Os tribunais contra a inocência do réu

Processo penal e direitos fundamentais conjuntamente formam – ou deveriam formar –, respectivamente, o instrumento e o conteúdo de proteção da liberdade do inocente, e/ou também, noutra perspectiva, da condenação (e também da pena) justa do culpado (stricto sensu).

Todavia, o estado de coisas que se realiza no Brasil, cujo entendimento solipsista do julgador, incontáveis vezes, vale mais do que as disposições constitucionais sobre direitos e garantias fundamentais, nos obriga a conclamar a consecução do óbvio, isto é, o mero respeito ao que está disposto indubitavelmente na Constituição. Será que é pedir muito?

É fora de dúvida, porém nunca é demais relembrar e reafirmar, que

a interpretação de uma norma constitucional levará em conta todo o sistema, tal como positivado, dando-se ênfase, porém, para os princípios que foram valorizados pelo constituinte.

Aduz com inegável acerto Dirley da Cunha Jr. que

todas as normas jurídicas caracterizam-se por serem imperativas. Todavia, na hipótese particular das normas constitucionais, a imperatividade assume uma feição peculiar, qual seja, a da sua supremacia em face às demais normas do sistema jurídico.

É chegado o momento – aliás, já deveria ser uma prática uniforme – de descer do plano das palavras poéticas e eloquentes que tratam da supremacia da constituição e passar para o plano da concretização real e efetiva dessa proeminência das normas constitucionais.

O princípio da presunção de inocência, também conhecido como princípio da não culpabilidade ou estado de inocência, retira sua base normativa da Constituição Federal, em seu Art. 5º, LVII: ninguém será considerado culpado até o trânsito em julgado de sentença penal condenatória.

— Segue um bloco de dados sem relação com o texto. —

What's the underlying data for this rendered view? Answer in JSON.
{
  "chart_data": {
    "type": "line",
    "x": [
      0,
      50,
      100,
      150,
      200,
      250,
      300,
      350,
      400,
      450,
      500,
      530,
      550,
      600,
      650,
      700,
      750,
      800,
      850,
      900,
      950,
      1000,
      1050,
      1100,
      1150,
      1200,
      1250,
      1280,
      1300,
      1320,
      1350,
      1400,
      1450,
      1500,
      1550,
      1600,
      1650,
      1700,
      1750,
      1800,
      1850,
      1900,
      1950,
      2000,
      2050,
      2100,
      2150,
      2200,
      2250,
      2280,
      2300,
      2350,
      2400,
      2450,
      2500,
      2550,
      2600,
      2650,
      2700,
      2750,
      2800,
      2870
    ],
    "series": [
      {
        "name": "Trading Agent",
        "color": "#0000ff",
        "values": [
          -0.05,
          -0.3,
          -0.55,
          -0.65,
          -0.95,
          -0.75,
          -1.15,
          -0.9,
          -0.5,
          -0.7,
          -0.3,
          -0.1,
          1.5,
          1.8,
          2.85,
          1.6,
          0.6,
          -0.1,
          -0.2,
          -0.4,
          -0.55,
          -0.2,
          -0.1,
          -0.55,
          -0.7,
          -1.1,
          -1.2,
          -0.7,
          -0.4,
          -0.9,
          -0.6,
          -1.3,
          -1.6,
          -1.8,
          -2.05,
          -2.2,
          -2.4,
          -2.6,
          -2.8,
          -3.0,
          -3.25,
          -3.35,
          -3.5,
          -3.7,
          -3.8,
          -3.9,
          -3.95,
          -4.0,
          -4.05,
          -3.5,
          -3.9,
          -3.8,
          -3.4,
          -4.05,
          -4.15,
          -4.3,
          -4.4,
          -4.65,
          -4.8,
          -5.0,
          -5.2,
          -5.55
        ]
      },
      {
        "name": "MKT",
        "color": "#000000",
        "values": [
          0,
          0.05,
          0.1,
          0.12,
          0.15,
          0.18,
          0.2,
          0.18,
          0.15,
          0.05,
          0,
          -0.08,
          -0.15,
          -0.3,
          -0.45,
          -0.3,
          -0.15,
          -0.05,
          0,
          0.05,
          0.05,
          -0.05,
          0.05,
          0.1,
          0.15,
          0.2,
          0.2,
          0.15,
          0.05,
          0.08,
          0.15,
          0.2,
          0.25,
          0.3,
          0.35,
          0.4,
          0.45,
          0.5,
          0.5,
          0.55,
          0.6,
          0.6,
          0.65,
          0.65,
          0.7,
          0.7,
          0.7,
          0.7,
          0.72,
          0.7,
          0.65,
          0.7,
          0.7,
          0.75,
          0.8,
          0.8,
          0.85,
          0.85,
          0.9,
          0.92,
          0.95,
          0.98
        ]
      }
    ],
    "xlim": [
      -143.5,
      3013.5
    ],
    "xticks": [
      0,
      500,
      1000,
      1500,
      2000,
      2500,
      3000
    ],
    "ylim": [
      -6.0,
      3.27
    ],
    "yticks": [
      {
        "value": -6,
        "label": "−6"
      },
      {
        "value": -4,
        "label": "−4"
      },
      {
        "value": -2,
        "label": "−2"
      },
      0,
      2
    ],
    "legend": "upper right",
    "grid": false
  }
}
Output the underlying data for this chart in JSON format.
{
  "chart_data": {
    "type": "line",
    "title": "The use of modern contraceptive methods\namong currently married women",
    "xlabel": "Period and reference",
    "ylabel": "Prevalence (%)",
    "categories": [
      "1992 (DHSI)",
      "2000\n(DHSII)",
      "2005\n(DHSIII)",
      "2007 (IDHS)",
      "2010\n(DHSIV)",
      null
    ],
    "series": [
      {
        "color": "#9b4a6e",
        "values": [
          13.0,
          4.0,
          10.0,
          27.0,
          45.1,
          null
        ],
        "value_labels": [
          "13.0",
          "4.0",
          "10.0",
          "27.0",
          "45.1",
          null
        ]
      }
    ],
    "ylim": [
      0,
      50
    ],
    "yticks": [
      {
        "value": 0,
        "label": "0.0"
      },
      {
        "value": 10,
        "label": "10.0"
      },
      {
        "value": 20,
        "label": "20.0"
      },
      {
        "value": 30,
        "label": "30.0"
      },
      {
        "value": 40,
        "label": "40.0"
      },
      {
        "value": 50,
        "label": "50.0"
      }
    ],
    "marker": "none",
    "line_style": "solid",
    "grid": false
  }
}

Desse enunciado normativo emana o dever de tratamento, endereçado ao Poder Judiciário, de considerar o cidadão como inocente. Com efeito, esse dever de tratamento – que também é exigido no âmbito administrativo – terá sua importância realçada tanto mais invasivo e lesivo aos direitos fundamentais do investigado ou processado seja o procedimento adotado, como sói ocorrer com o criminal, porquanto, há de se adequar o desenvolvimento de tal procedimento com o necessário tratamento de inocente ao indivíduo.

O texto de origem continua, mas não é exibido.